Groundwater Development and Management Possibility
In the entire Kewta watershed ( 2961 ha ), 362.42 ha.m replenished utilisable groundwater reserves are available. The utilisable groundwater reserve has potential to provide irrigation to 906.00 ha (30.60 per cent ). Besides that huge amount ( 830 ha. m ) of utilisable groundwater reserves lies below the existing dugwell depth ( i.e. 10 m b.g.l. ) and basement surface. This untapped groundwater reserve has potential to irrigated 2075 ha. (70 per cent ) land ( Table – 2. ).
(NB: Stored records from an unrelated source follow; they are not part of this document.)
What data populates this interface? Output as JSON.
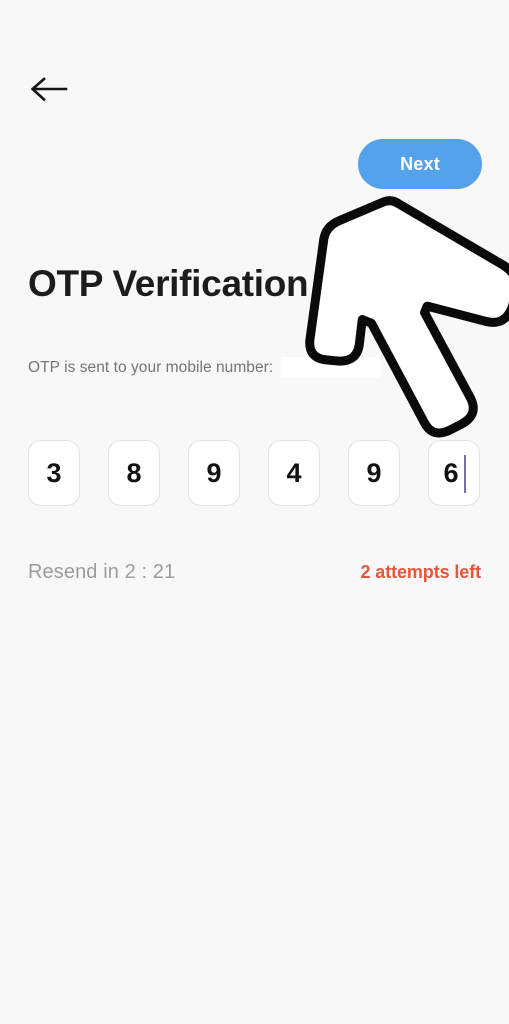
{
  "screen": {
    "background_color": "#f8f8f8",
    "title": "OTP Verification"
  },
  "header": {
    "back_icon": "arrow-left-icon",
    "next_label": "Next",
    "next_color": "#55a2ec",
    "next_text_color": "#ffffff"
  },
  "subtitle": {
    "text": "OTP is sent to your mobile number:",
    "phone_number_masked": "",
    "color": "#757575"
  },
  "otp": {
    "digits": [
      "3",
      "8",
      "9",
      "4",
      "9",
      "6"
    ],
    "active_index": 5,
    "caret_color": "#7b6bb5",
    "cell_border_color": "#e2e2e2",
    "cell_background": "#ffffff",
    "digit_color": "#111111"
  },
  "footer": {
    "resend_label": "Resend in 2 : 21",
    "resend_color": "#9c9c9c",
    "attempts_label": "2 attempts left",
    "attempts_color": "#e4573c"
  },
  "annotation": {
    "pointer_icon": "up-right-arrow-outline-icon",
    "pointer_stroke_color": "#000000",
    "pointer_fill_color": "#ffffff",
    "points_to": "Next"
  }
}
But this untapped groundwater reserves can only be utilised when suitable recharge mechanism will be developed for balancing the intake and outtake from the aquifer.
Table – 1: Feasibility for Dugwell and Dug-Cum-Borewell Development
Dugwell Development Dug-Cum-Borewell Development
Areal extent Per cent Areal extent Per cent
(ha.) ( ha. )
Most suitable zone 195.00 06.60 118.00 03.98
Suitable zone 301.00 10.16 338.00 11.42
Marginally suitable 261.00 08.80 067.00 22.70
Not suitable zone 2204.00 75.42 1833.00 61.90
Table – 2: Groundwater Reserve Estimation
Area of watershed ( ha ), (under consideration) 2961
Aquifer effective porosity / specific yield (per cent) 5.94
Average generalised seasonal fluctuation of water table ( m b.g.l.) 5 – 10
Replenished groundwater reserve ( ha. m ) 426.38
Utilisable groundwater reserves ( ha. m ) 362.42
Irrigation potential of utilisable groundwater reserves (ha) 906.05
Volume of aquifer material between two extreme of water table ( ha.m ) 8489.14
( i.e. 5 – 10 m b.g.l. )
Volume of aquifer material below 10 m b.g.l up to basement surface ( ha. m ) 16434.90
Utilisable groundwater reserve lying between 10 m b.g.l. up to basement
surface ( ha. m ) 830
Irrigation potential of available groundwater reserves below the 10 m b.g.l ( ha ) 2075
The analysis of hydroheophysical properties of aqufier in hard rock area has helped in understaing the aquifer properties with limited geohydrological inputs. On the basis of hydrogeophysical properties, study area has been cateogarised in different zones for groundwater development and management. Further DBTM has helped in estimating the groundwater reserve beyond the replenished reserve by estimating the entire volume of aquifer above the basement surface. Results indoicate that the groundwater reserve lying below the lower extrem of watertable ( pre monsoon ) which not replenished at present has potential to irrigate 2075 ha of land. Therefore there is enough scope for providing irrigation through groundwater. This can be utilised only when recharge to the aquifer will increased simultaneouly. The sub-surface basin may be used for retrieval and storage of groundwater. DBTM has helped in understanding the lineaments derived from remotely sensed data in better manner.
Authors are thankful to Prof. D. P. Singh, Project Director, Bihar Council on Science and Technology, Patna for giving constant encouragement for research work. Authors are thankful to Deptt of Science and Technology, Govt. of India for providing financial assistance to the project.